Ménélik. Une Abyssinie des photographes (1868-1916)

Recension rédigée par Stéphane Richemond


Le dernier ouvrage d’Hugues Fontaine, consacré à Ménélik II (1844-1913), l’empereur d’Éthiopie, dit Le Roi des rois, n’est pas un livre d’histoire mais un livre d’images, en ce sens que ce ne sont pas les images qui illustrent l’histoire de l’Éthiopie durant le règne de Ménélik, mais l’histoire qui commente les images. Cependant le travail de l’auteur n’en est pas moins noble car il se situe en amont de celui de l’historien en mettant à disposition des chercheurs (historiens, géographes, ethnologues, urbanistes…) des sources de premier plan qui nécessitèrent de nombreuses années de recherches assidues tant dans les fonds publics que privés.

En publiant cet ouvrage, l’auteur a atteint un double objectif :

Le premier fut de présenter, pour la première fois, une synthèse de l’iconographie existante sur Ménélik II. L’auteur y a merveilleusement réussi au prix d’investigations longues et tenaces en France, mais aussi en Italie (Archivio IsiAO, Rome, Società Geografica Italiana), en Suisse (fonds Alfred Ilg, musée d’Ethnographie de Zurich), en Autriche (Académie des Sciences), en Grande-Bretagne (Royal Geographical Society), en Éthiopie (fonds de l’Institut d’études éthiopiennes). Il a aussi pu obtenir par des échanges de correspondances des images conservées en Russie (fonds du Kunstkamera Museum et du musée de l’Ermitage, Saint-Pétersbourg) et aux États-Unis (fonds du Massillon Museum), car l’une des difficultés auxquelles l’auteur fut confronté a été la très grande dispersion de l’iconographie de Ménélik. En effet, nombreux furent les photographes-voyageurs de divers pays qui immortalisèrent par leurs clichés l’Abyssinie de la fin du XIXe siècle et du début du suivant.

Cette somme d’images du plus haut intérêt réunie sur Ménélik n’avait jusqu’alors aucun équivalent.

Le second objectif fut de permettre au pays concerné, ici l’Éthiopie, de bénéficier de ces images, car celles des pays d’Afrique se trouvent presque toujours en Europe. L’auteur a donc entrepris de faire traduire son livre, non seulement en langue anglaise, mais surtout en amharique, c’est-à-dire dans la première langue nationale.

L’ouvrage présente quelques magnifiques photographies anciennes et inédites parmi lesquelles figurent Ménélik suivi de ses importantes troupes, d’après un cliché dû sans doute à Edmond de Poncins, vers 1897, de même une des dernières de l’empereur, prise à la fin de sa vie par le docteur Kohanovski. Évoquons de même des photographies précieuses de bâtiments anciens, telle la maison de l’ingénieur Alfred Ilg à Entoto et aussi plusieurs vues de palais royaux et de paysages urbains.  L’iconographie du chemin de fer franco-éthiopien n’est pas oubliée non plus. À ces images s’ajoute une trentaine de photographies de l’auteur prises dernièrement.

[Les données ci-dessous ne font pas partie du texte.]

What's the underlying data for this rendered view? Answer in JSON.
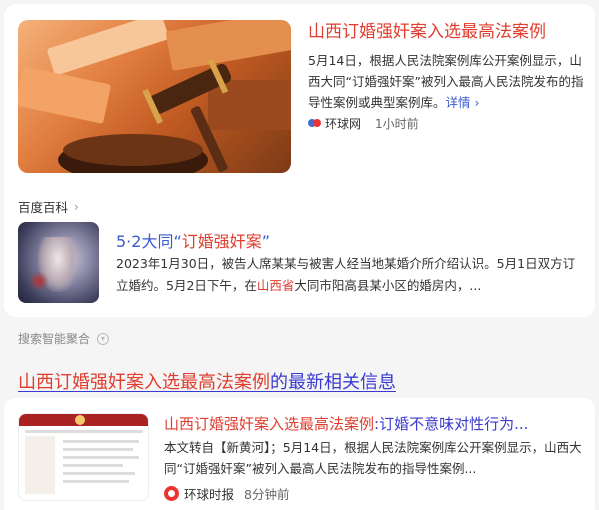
{
  "hero": {
    "title": "山西订婚强奸案入选最高法案例",
    "desc": "5月14日，根据人民法院案例库公开案例显示，山西大同“订婚强奸案”被列入最高人民法院发布的指导性案例或典型案例库。",
    "more": "详情 ›",
    "source": "环球网",
    "time": "1小时前"
  },
  "baike": {
    "label": "百度百科",
    "title_prefix": "5·2大同“",
    "title_hl": "订婚强奸案",
    "title_suffix": "”",
    "desc_part1": "2023年1月30日，被告人席某某与被害人经当地某婚介所介绍认识。5月1日双方订立婚约。5月2日下午，在",
    "desc_hl": "山西省",
    "desc_part2": "大同市阳高县某小区的婚房内，..."
  },
  "smart": {
    "label": "搜索智能聚合"
  },
  "related": {
    "heading_hl": "山西订婚强奸案入选最高法案例",
    "heading_rest": "的最新相关信息"
  },
  "news": {
    "title_hl": "山西订婚强奸案入选最高法案例",
    "title_rest": ":订婚不意味对性行为...",
    "desc": "本文转自【新黄河】；5月14日，根据人民法院案例库公开案例显示，山西大同“订婚强奸案”被列入最高人民法院发布的指导性案例...",
    "source": "环球时报",
    "time": "8分钟前"
  }
}
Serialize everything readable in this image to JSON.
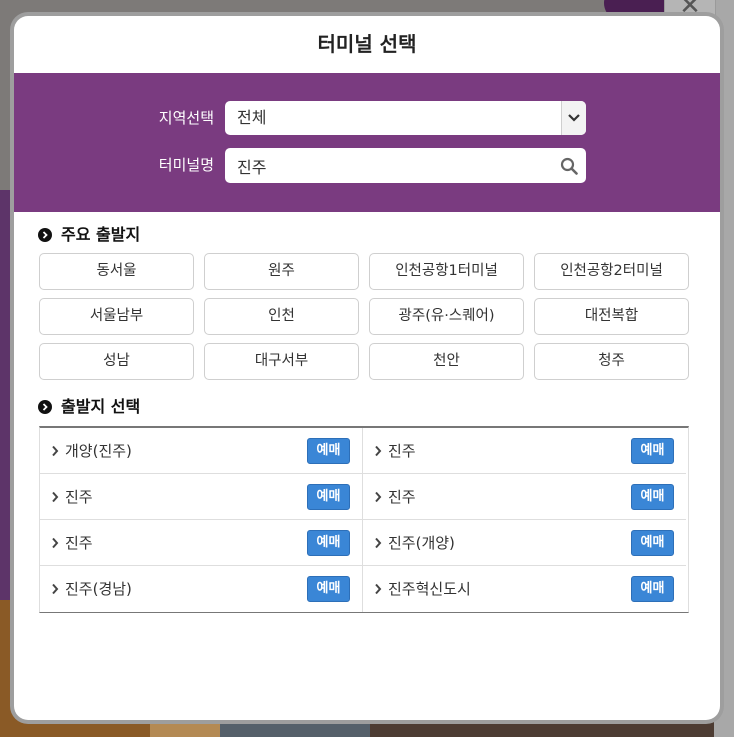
{
  "modal": {
    "title": "터미널 선택"
  },
  "search": {
    "region_label": "지역선택",
    "region_value": "전체",
    "terminal_label": "터미널명",
    "terminal_value": "진주"
  },
  "quick_section": {
    "title": "주요 출발지",
    "items": [
      "동서울",
      "원주",
      "인천공항1터미널",
      "인천공항2터미널",
      "서울남부",
      "인천",
      "광주(유·스퀘어)",
      "대전복합",
      "성남",
      "대구서부",
      "천안",
      "청주"
    ]
  },
  "departure_section": {
    "title": "출발지 선택",
    "book_label": "예매",
    "rows": [
      [
        "개양(진주)",
        "진주"
      ],
      [
        "진주",
        "진주"
      ],
      [
        "진주",
        "진주(개양)"
      ],
      [
        "진주(경남)",
        "진주혁신도시"
      ]
    ]
  },
  "colors": {
    "panel_purple": "#7a3b80",
    "book_button_blue": "#3a86d6"
  },
  "icons": {
    "dropdown": "chevron-down-icon",
    "search": "search-icon",
    "bullet": "chevron-right-circle-icon",
    "row_marker": "chevron-right-icon"
  }
}
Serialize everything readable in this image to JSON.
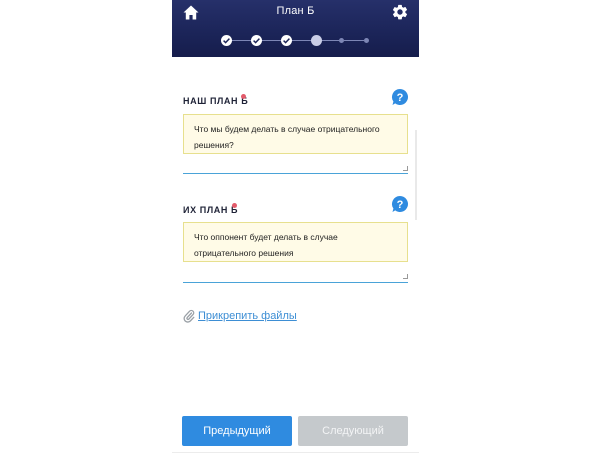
{
  "header": {
    "title": "План Б",
    "home_icon": "home-icon",
    "settings_icon": "gear-icon",
    "steps": [
      "done",
      "done",
      "done",
      "current",
      "todo",
      "todo"
    ]
  },
  "our_plan": {
    "label": "НАШ ПЛАН Б",
    "placeholder": "Что мы будем делать в случае отрицательного решения?"
  },
  "their_plan": {
    "label": "ИХ ПЛАН Б",
    "placeholder": "Что оппонент будет делать в случае отрицательного решения"
  },
  "attach": {
    "label": "Прикрепить файлы",
    "icon": "paperclip-icon"
  },
  "buttons": {
    "prev": "Предыдущий",
    "next": "Следующий"
  },
  "colors": {
    "header": "#1b2458",
    "accent": "#2f8be0",
    "disabled": "#c5c9cc",
    "field_bg": "#fffbe7",
    "required_dot": "#e35b6b"
  }
}
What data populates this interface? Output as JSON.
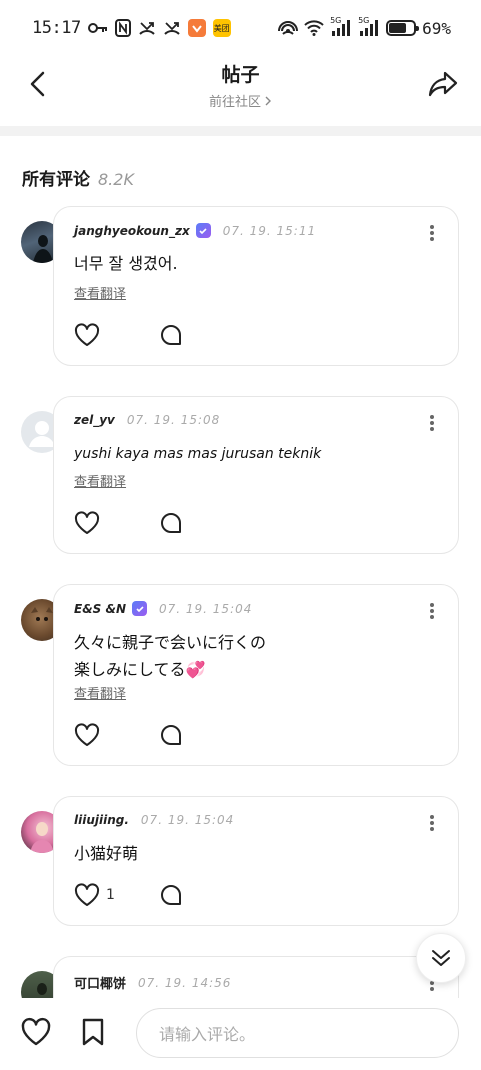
{
  "status_bar": {
    "time": "15:17",
    "network_1": "5G",
    "network_2": "5G",
    "battery": "69%",
    "battery_level": 0.69,
    "app_badge": "美团"
  },
  "header": {
    "title": "帖子",
    "subtitle": "前往社区"
  },
  "section": {
    "title": "所有评论",
    "count": "8.2K"
  },
  "translate_label": "查看翻译",
  "comments": [
    {
      "username": "janghyeokoun_zx",
      "verified": true,
      "timestamp": "07. 19. 15:11",
      "text": "너무 잘 생겼어.",
      "likes": ""
    },
    {
      "username": "zel_yv",
      "verified": false,
      "timestamp": "07. 19. 15:08",
      "text": "yushi kaya mas mas jurusan teknik",
      "likes": ""
    },
    {
      "username": "E&S &N",
      "verified": true,
      "timestamp": "07. 19. 15:04",
      "text_line1": "久々に親子で会いに行くの",
      "text_line2": "楽しみにしてる💞",
      "likes": ""
    },
    {
      "username": "liiujiing.",
      "verified": false,
      "timestamp": "07. 19. 15:04",
      "text": "小猫好萌",
      "likes": "1"
    },
    {
      "username": "可口椰饼",
      "verified": false,
      "timestamp": "07. 19. 14:56",
      "text": "",
      "likes": ""
    }
  ],
  "bottom_bar": {
    "input_placeholder": "请输入评论。"
  },
  "colors": {
    "verify_badge": "#7b6cf4",
    "divider": "#f2f2f2",
    "card_border": "#e6e6e6"
  }
}
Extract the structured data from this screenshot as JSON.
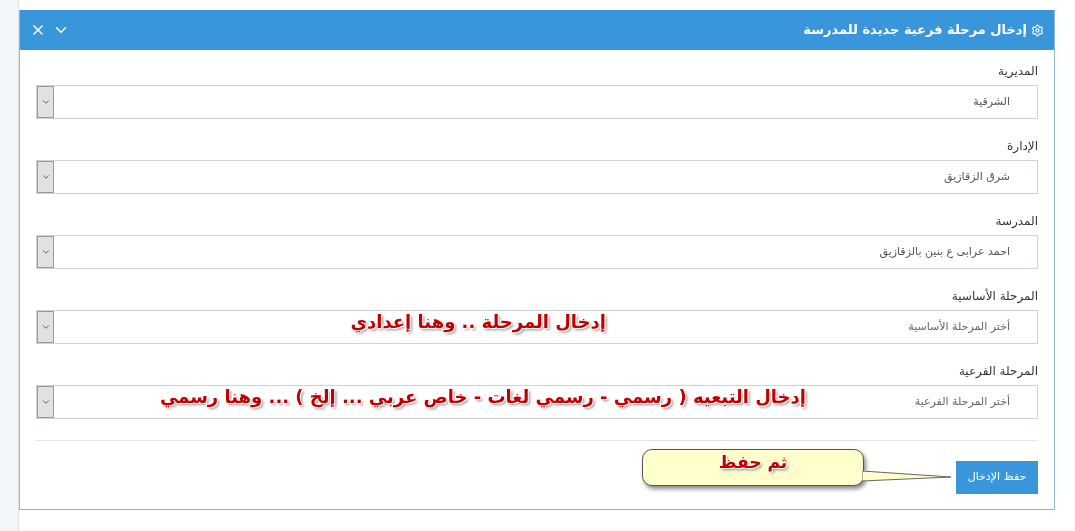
{
  "panel": {
    "title": "إدخال مرحلة فرعية جديدة للمدرسة"
  },
  "fields": [
    {
      "label": "المديرية",
      "value": "الشرقية"
    },
    {
      "label": "الإدارة",
      "value": "شرق الزقازيق"
    },
    {
      "label": "المدرسة",
      "value": "احمد عرابى ع بنين بالزقازيق"
    },
    {
      "label": "المرحلة الأساسية",
      "placeholder": "أختر المرحلة الأساسية",
      "annotation": "إدخال المرحلة .. وهنا إعدادي"
    },
    {
      "label": "المرحلة الفرعية",
      "placeholder": "أختر المرحلة الفرعية",
      "annotation": "إدخال التبعيه ( رسمي - رسمي لغات - خاص عربي ... إلخ )  ... وهنا  رسمي"
    }
  ],
  "callout": "ثم حفظ",
  "save_button": "حفظ الإدخال"
}
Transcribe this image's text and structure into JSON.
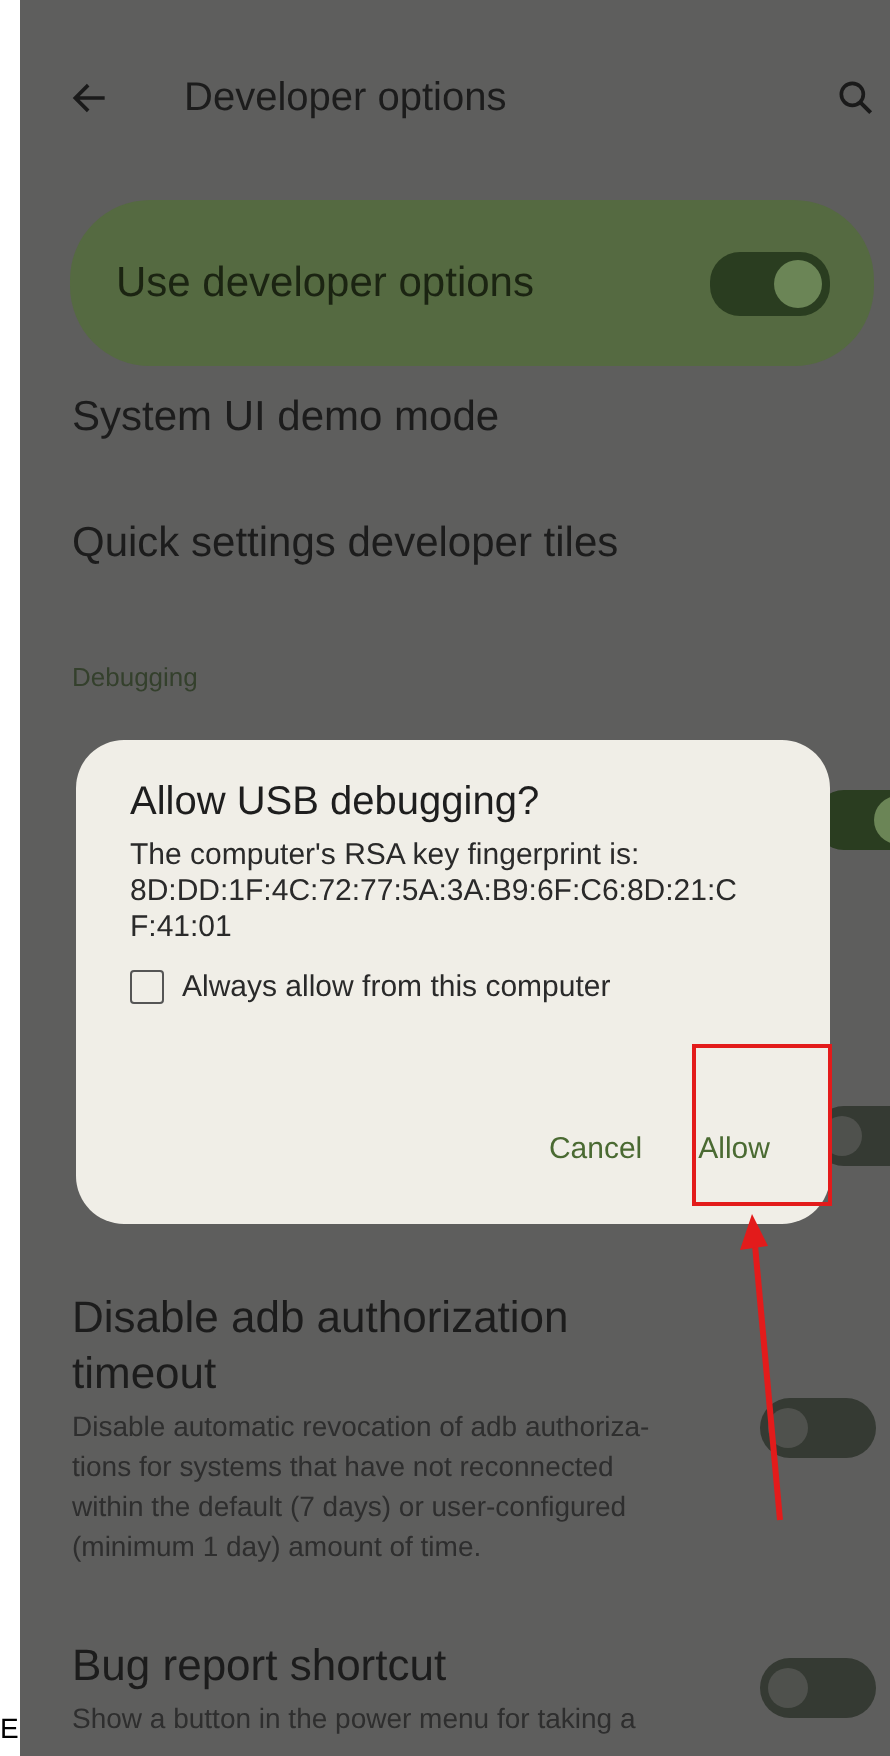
{
  "edge_text": "E",
  "header": {
    "title": "Developer options"
  },
  "main_switch": {
    "label": "Use developer options",
    "on": true
  },
  "items": [
    {
      "title": "System UI demo mode"
    },
    {
      "title": "Quick settings developer tiles"
    }
  ],
  "section": "Debugging",
  "covered_switches": [
    {
      "on": true
    },
    {
      "on": false
    }
  ],
  "dialog": {
    "title": "Allow USB debugging?",
    "message": "The computer's RSA key fingerprint is:",
    "fingerprint_lines": [
      "8D:DD:1F:4C:72:77:5A:3A:B9:6F:C6:8D:21:C",
      "F:41:01"
    ],
    "checkbox": {
      "label": "Always allow from this computer",
      "checked": false
    },
    "buttons": [
      "Cancel",
      "Allow"
    ]
  },
  "settings": [
    {
      "title": "Disable adb authorization timeout",
      "description_lines": [
        "Disable automatic revocation of adb authoriza-",
        "tions for systems that have not reconnected",
        "within the default (7 days) or user-configured",
        "(minimum 1 day) amount of time."
      ],
      "on": false
    },
    {
      "title": "Bug report shortcut",
      "description_lines": [
        "Show a button in the power menu for taking a"
      ],
      "on": false
    }
  ]
}
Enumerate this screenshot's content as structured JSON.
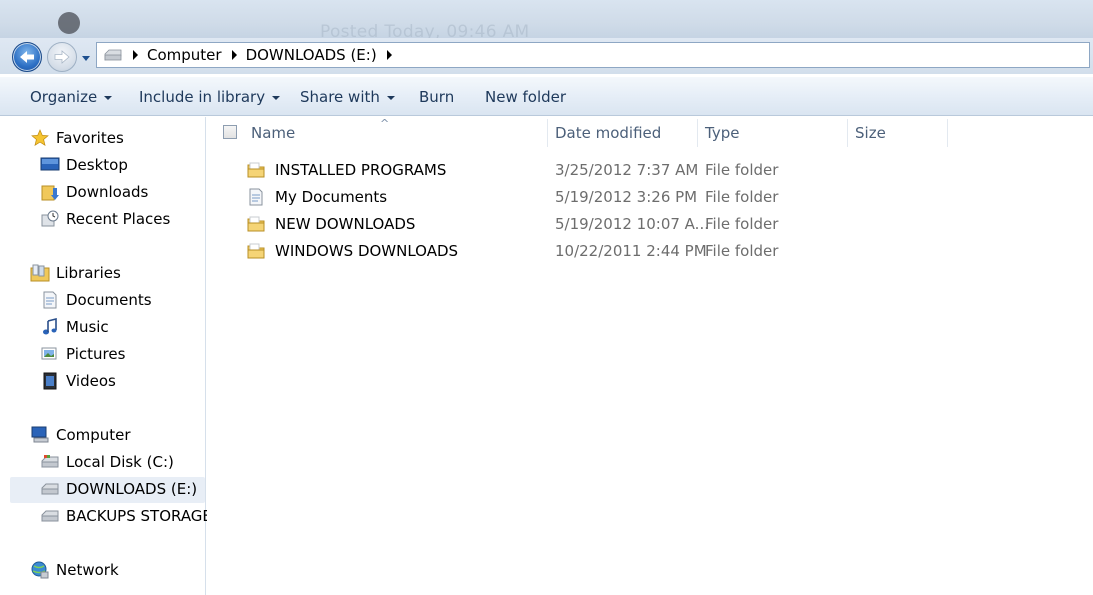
{
  "background": {
    "blurred_text": "Posted Today, 09:46 AM"
  },
  "address": {
    "crumbs": [
      "Computer",
      "DOWNLOADS (E:)"
    ]
  },
  "toolbar": {
    "organize": "Organize",
    "include_in_library": "Include in library",
    "share_with": "Share with",
    "burn": "Burn",
    "new_folder": "New folder"
  },
  "sidebar": {
    "favorites": "Favorites",
    "desktop": "Desktop",
    "downloads": "Downloads",
    "recent_places": "Recent Places",
    "libraries": "Libraries",
    "documents": "Documents",
    "music": "Music",
    "pictures": "Pictures",
    "videos": "Videos",
    "computer": "Computer",
    "local_disk": "Local Disk (C:)",
    "downloads_drive": "DOWNLOADS (E:)",
    "backups_storage": "BACKUPS STORAGE (",
    "network": "Network"
  },
  "columns": {
    "name": "Name",
    "date_modified": "Date modified",
    "type": "Type",
    "size": "Size"
  },
  "files": [
    {
      "name": "INSTALLED PROGRAMS",
      "date": "3/25/2012 7:37 AM",
      "type": "File folder",
      "icon": "folder-icon"
    },
    {
      "name": "My Documents",
      "date": "5/19/2012 3:26 PM",
      "type": "File folder",
      "icon": "documents-folder-icon"
    },
    {
      "name": "NEW DOWNLOADS",
      "date": "5/19/2012 10:07 A...",
      "type": "File folder",
      "icon": "folder-icon"
    },
    {
      "name": "WINDOWS DOWNLOADS",
      "date": "10/22/2011 2:44 PM",
      "type": "File folder",
      "icon": "folder-icon"
    }
  ],
  "colors": {
    "accent": "#2c6fc4",
    "toolbar_text": "#1e395b",
    "selection": "#e8eef6",
    "folder": "#f0c85a"
  }
}
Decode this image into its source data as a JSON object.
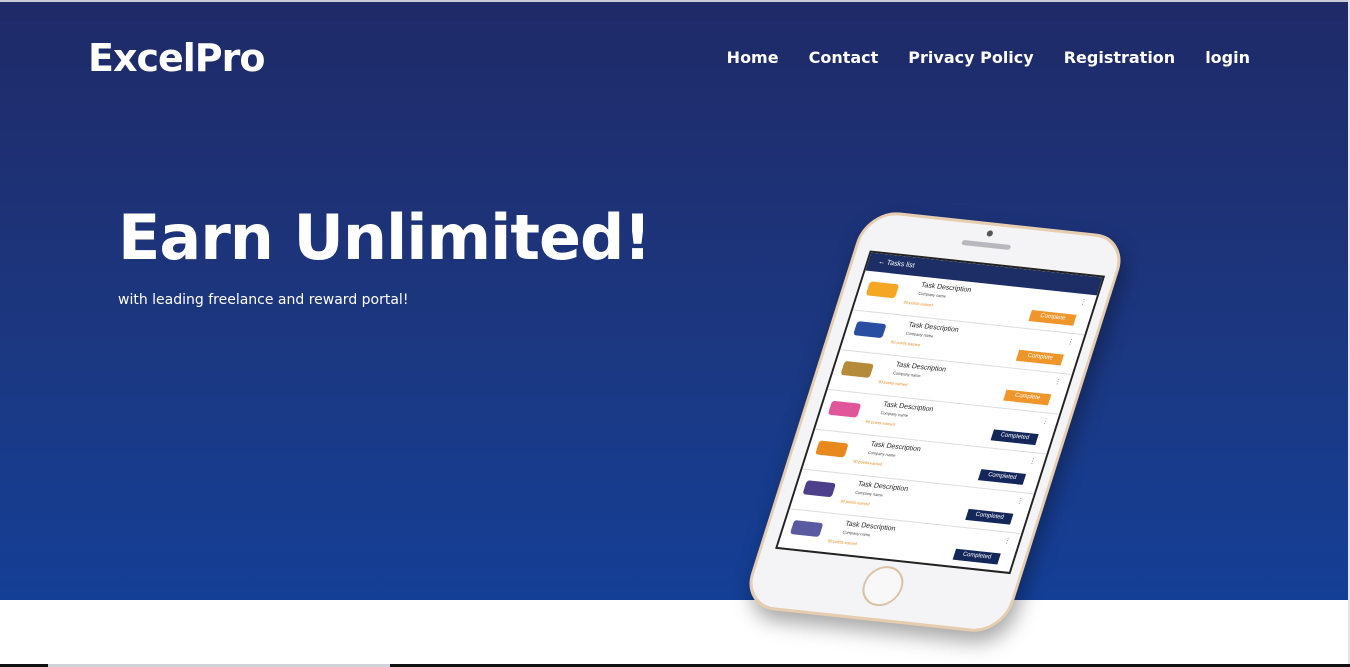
{
  "brand": {
    "name": "ExcelPro"
  },
  "nav": {
    "items": [
      {
        "label": "Home"
      },
      {
        "label": "Contact"
      },
      {
        "label": "Privacy Policy"
      },
      {
        "label": "Registration"
      },
      {
        "label": "login"
      }
    ]
  },
  "hero": {
    "headline": "Earn Unlimited!",
    "subline": "with leading freelance and reward portal!"
  },
  "phone": {
    "screen_title": "Tasks list",
    "tasks": [
      {
        "desc": "Task Description",
        "company": "Company name",
        "points": "90 points earned",
        "status": "Complete",
        "status_color": "#f0952a",
        "logo_color": "#f5a623"
      },
      {
        "desc": "Task Description",
        "company": "Company name",
        "points": "90 points earned",
        "status": "Complete",
        "status_color": "#f0952a",
        "logo_color": "#2a4ea2"
      },
      {
        "desc": "Task Description",
        "company": "Company name",
        "points": "90 points earned",
        "status": "Complete",
        "status_color": "#f0952a",
        "logo_color": "#b38b3a"
      },
      {
        "desc": "Task Description",
        "company": "Company name",
        "points": "90 points earned",
        "status": "Completed",
        "status_color": "#14275b",
        "logo_color": "#e0569a"
      },
      {
        "desc": "Task Description",
        "company": "Company name",
        "points": "90 points earned",
        "status": "Completed",
        "status_color": "#14275b",
        "logo_color": "#e8891d"
      },
      {
        "desc": "Task Description",
        "company": "Company name",
        "points": "90 points earned",
        "status": "Completed",
        "status_color": "#14275b",
        "logo_color": "#4d3f8a"
      },
      {
        "desc": "Task Description",
        "company": "Company name",
        "points": "90 points earned",
        "status": "Completed",
        "status_color": "#14275b",
        "logo_color": "#5a5aa0"
      }
    ]
  }
}
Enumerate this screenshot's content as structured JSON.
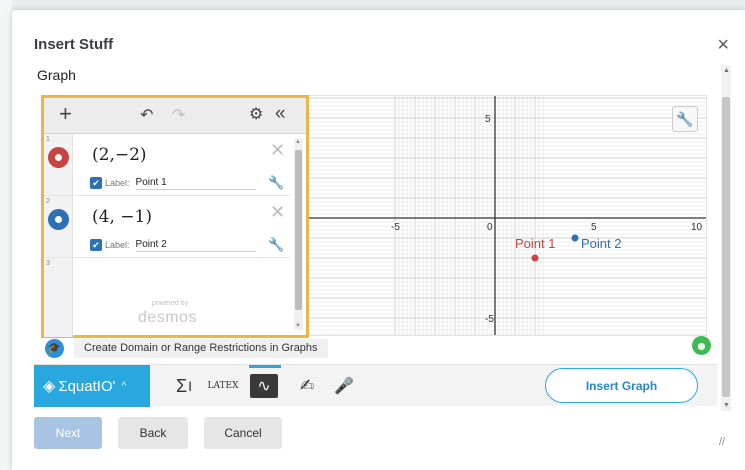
{
  "dialog": {
    "title": "Insert Stuff",
    "close_icon": "×"
  },
  "section": {
    "graph_label": "Graph"
  },
  "graph": {
    "x_ticks": [
      "10",
      "-5",
      "0",
      "5",
      "10"
    ],
    "y_ticks": [
      "5",
      "-5"
    ],
    "points": [
      {
        "label": "Point 1",
        "x": 2,
        "y": -2,
        "color": "#c74440"
      },
      {
        "label": "Point 2",
        "x": 4,
        "y": -1,
        "color": "#2d70b3"
      }
    ]
  },
  "expressions": {
    "items": [
      {
        "index": "1",
        "math": "(2,−2)",
        "label_word": "Label:",
        "label_value": "Point 1",
        "color": "#c74440"
      },
      {
        "index": "2",
        "math": "(4, −1)",
        "label_word": "Label:",
        "label_value": "Point 2",
        "color": "#2d70b3"
      }
    ],
    "empty_index": "3",
    "powered_by": "powered by",
    "brand": "desmos"
  },
  "help": {
    "text": "Create Domain or Range Restrictions in Graphs"
  },
  "equatio": {
    "logo_text": "ƩquatIO'",
    "tools": {
      "sigma": "Σ",
      "latex": "LATEX",
      "graph": "∿",
      "handwriting": "✍",
      "speech": "🎤"
    },
    "insert_label": "Insert Graph",
    "accent": "#29a8e0"
  },
  "footer": {
    "next": "Next",
    "back": "Back",
    "cancel": "Cancel"
  }
}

Ajoutons que ce livre comprend un intéressant chapitre sur la cartographie ancienne du pays dont l’auteur, qui collabore au programme international Ethiomap, exploring modern maps of the Horn of Africa (18th – 20th centuries), est un très bon connaisseur. Citons en particulier celles dessinées par le Français Rocher d’Héricourt vers 1843, par l’Allemand Petermann en 1876, par l’Italien Giuseppe della Vedova vers 1883. Mentionnons aussi plusieurs plans anciens d’Addis-Abeba, notamment du Ghebbi, le palais impérial.

L’ouvrage d’Hugues Fontaine est l’aboutissement de longues années de travail qui ont déjà donné lieu à plusieurs publications sur des sujets proches. Citons Un train en Afrique – Djibouti-Éthiopie (édition du Centre français d’études africaines et Shama books), en 2012, Arthur Rimbaud photographe (les éditions Textuel), en 2019. Mentionnons aussi plusieurs expositions organisées par l’auteur telles, au musée Arthur Rimbaud à Charleville-Mézières, Alfred Ilg, un Suisse en Abyssinie 1878-1906, en 2016, suivie de Rimbaud Photographe, en 2019 ; enfin, à la bibliothèque du Carré d’Art de Nîmes, Rimbaud – Soleillet, une saison en Afrique, cette année 2020, avec le concours de Jean-Jacques Salgon et Philippe Oberlé.